Following a seven-day Mobile County Circuit Court jury trial, Bowman was awarded $645, 784 in compensatory damages and $22,750,000 in punitive damages against Hobart Corp. late Wednesday.
"We're shocked by the verdict," said Tom Rogers, vice president and general counsel of Hobart Corp., based in Troy, Ohio.
Rogers said the company, which makes a broad line of commercial food equipment for restaurant and supermarkets, strongly believes the verdict wasn't supported by the evidence and plans an appeal.
Alabama doesn't have a cap on high jury awards.
Bowman said he was working in the meat department at the Delchamps Food Store in Tillman's Corner on July 27, 1989, when his right hand was cut as he attempted to slice a piece of meat on a slanted cutting saw.
He filed suit after being hospitalized for surgery, claiming the saw was dangerous and defective.
Buddy Brown, one of Bowman's attorneys, said the butcher "has a significant disability to his wrist" but that wasn't the reason for the amount of the verdict.
"The key is literally dozens of other meat cutters had been injured in the last 12 years.
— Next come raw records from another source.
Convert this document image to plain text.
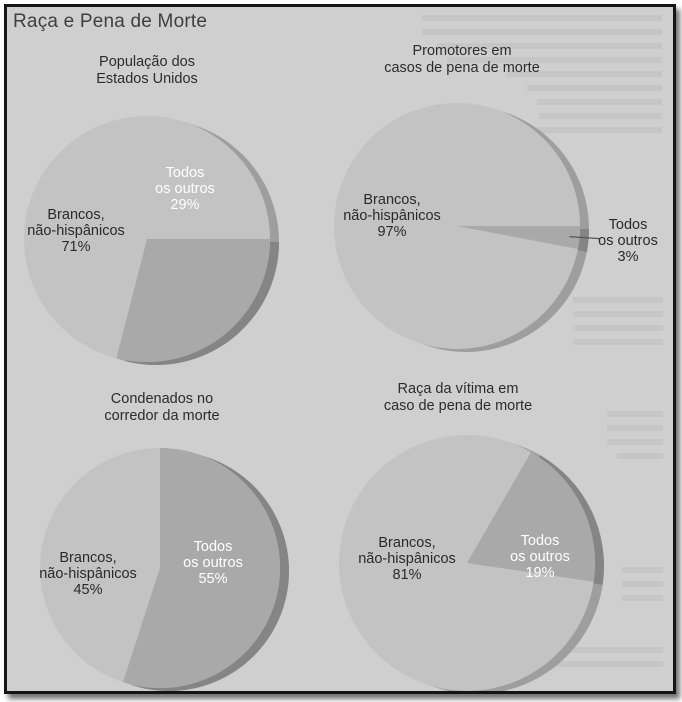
Raça e Pena de Morte
População dos
Estados Unidos
Brancos,
não-hispânicos
71%
Todos
os outros
29%
Promotores em
casos de pena de morte
Brancos,
não-hispânicos
97%	Todos
os outros
3%
Condenados no
corredor da morte
Brancos,
não-hispânicos
45%
Todos
os outros
55%
Raça da vítima em
caso de pena de morte
Brancos,
não-hispânicos
81%
Todos
os outros
19%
Hobart would pay someone for an amputated finger or thumb and managed to keep the lid on the problem. It was time for them to stop," Browning said.
He said Bowman, a meat market manager, "lost better than a fourth of the use of his right hand, which resulted in a whole person disability of nearly 20 percent."
"The jury conceded this saw never should have been placed on the market in the first place," he said.
During the trial, jurors heard testimony about the saw's reported dangers from about 20 injured meat cutters and experts involved in litigation against Hobart since the saw first came out.
Jay H. McDonald, vice president and chief legal officer for Delchamps, testified the company bought 85 saws in the mid-1980s.
"After Bowman was injured, Delchamps began an investigation into the propensities of the saw and made a decision to limit the saw to boneless cuts of meats," Browning said.
"They (the saws) are goners. They have made a demand on Hobart to put in new saws at no expense to Delchamps, " Bowman's attorney said.
Bowman said he had contacted a Hobart employee and asked him to check the saw to ensure its safety before the accident.
Bowman, who has worked for Delchamps for 36 years, is on vacation from his job in the meat market at the supermarket on Schillinger Road. He said he plans to return to work after attending Alabama National Guard summer camp for three weeks.
The make of meat saw he sued over has hurt other people in other states, according to Bowman.
"The blade comes down to where it cuts the meat," Bowman said. "It catches meat, jerks, rolls and tumbles it. It's defective. They knew it and continued to build and design them."
As a result of Bowman's case, Delchamps has put restrictions on use of the Hobart saw in its stores.
"We are in negotiation with Hobart as to what should be done with the saws," George Waldron, vice president of Delchamps marketing and corporate relations, said Thursday.
Waldron said Delchamps Supermarkets wasn't involved in the case between Bowman and Hobart.
Waldron said the Hobart saw isn't the main met-cutting saw in the grocery chain's meat departments. He said the stores also use another meat saw that performs the same functions.